Britannic was the largest vessel to sink during the Great War; there was no catastrophic loss of life, unlike with the Lusitania, and no deliberate targeting of a Hospital Ship was evident (although the possibility of a torpedo attack remained a possibility for many decades). As a result the story of the Britannic is now largely forgotten.
Jessop in her Voluntary Aid Detachment uniform while assigned to HMHS Britannic.
Britannic (right) during fitting out in Belfast alongside RMS Olympic
Britannic at sea in her intended White Star livery
John Priest, a survivor of the Titanic and Britannic.
Archie Jewell survived both the Titanic and Britannic sinkings but in 1917 was drowned when he was involved in another shipwreck.

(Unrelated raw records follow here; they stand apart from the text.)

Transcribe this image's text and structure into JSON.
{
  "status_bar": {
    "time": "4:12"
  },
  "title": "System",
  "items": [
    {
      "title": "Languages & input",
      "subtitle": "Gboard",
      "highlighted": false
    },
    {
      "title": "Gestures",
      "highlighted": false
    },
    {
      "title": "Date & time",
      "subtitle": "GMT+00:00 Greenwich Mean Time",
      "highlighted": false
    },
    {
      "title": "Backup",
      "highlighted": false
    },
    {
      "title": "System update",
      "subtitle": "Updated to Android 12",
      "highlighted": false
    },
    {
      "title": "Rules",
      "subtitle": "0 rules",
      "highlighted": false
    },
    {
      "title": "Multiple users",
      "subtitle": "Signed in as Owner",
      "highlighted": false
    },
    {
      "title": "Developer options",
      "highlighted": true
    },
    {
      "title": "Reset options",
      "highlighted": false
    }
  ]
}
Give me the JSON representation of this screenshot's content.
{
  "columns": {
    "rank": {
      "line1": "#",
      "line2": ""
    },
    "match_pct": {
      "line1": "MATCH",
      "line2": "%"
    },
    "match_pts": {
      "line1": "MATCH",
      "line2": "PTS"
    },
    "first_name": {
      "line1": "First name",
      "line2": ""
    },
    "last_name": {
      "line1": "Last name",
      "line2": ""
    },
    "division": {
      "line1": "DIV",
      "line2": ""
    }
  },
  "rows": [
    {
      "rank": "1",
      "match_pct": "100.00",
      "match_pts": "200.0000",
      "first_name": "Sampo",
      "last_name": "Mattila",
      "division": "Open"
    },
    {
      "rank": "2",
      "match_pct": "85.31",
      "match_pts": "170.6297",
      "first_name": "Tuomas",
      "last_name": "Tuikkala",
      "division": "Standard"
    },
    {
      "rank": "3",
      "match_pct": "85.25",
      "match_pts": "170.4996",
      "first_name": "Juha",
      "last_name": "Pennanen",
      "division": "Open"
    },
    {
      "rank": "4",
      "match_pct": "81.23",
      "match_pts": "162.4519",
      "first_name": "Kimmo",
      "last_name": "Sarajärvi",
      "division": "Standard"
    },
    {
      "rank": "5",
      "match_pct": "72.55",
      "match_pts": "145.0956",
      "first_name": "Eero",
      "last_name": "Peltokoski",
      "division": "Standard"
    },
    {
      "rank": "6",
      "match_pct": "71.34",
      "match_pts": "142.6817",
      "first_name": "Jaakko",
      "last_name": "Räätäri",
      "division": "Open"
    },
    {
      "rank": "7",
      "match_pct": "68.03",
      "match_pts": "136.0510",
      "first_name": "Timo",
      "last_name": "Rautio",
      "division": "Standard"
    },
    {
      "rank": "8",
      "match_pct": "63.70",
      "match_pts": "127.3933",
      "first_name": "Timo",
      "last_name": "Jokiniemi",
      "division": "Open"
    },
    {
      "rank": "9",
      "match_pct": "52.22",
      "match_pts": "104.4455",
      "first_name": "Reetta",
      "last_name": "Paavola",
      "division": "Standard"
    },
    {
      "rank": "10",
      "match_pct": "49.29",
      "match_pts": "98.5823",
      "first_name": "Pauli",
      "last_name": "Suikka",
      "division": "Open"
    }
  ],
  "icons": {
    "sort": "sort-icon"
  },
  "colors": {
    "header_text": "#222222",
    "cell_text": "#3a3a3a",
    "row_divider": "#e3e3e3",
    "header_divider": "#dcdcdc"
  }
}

After the war, Jessop continued to work for the White Star Line, before joining the Red Star Line and then the Royal Mail Line again. She worked as a stewardess for another 42 years but endured no further sinkings.
During her tenure with Red Star, Jessop went on two around the world cruises on the company's largest ship, Belgenland. In her late thirties, Jessop had a brief marriage, and in 1950 she retired to Great Ashfield, Suffolk.
Years after her retirement, Jessop claimed to have received a telephone call, on a stormy night, from a woman who asked Jessop if she saved a baby on the night that Titanic sank. "Yes," Jessop replied. The voice then said "I was that baby," laughed, and hung up. Her friend and biographer John Maxtone-Graham said it was most likely some children in the village playing a joke on her. She replied, "No, John, I had never told that story to anyone before I told you now."
Jessop, often winkingly called "Miss Unsinkable", died of congestive heart failure in 1971 at the age of 83.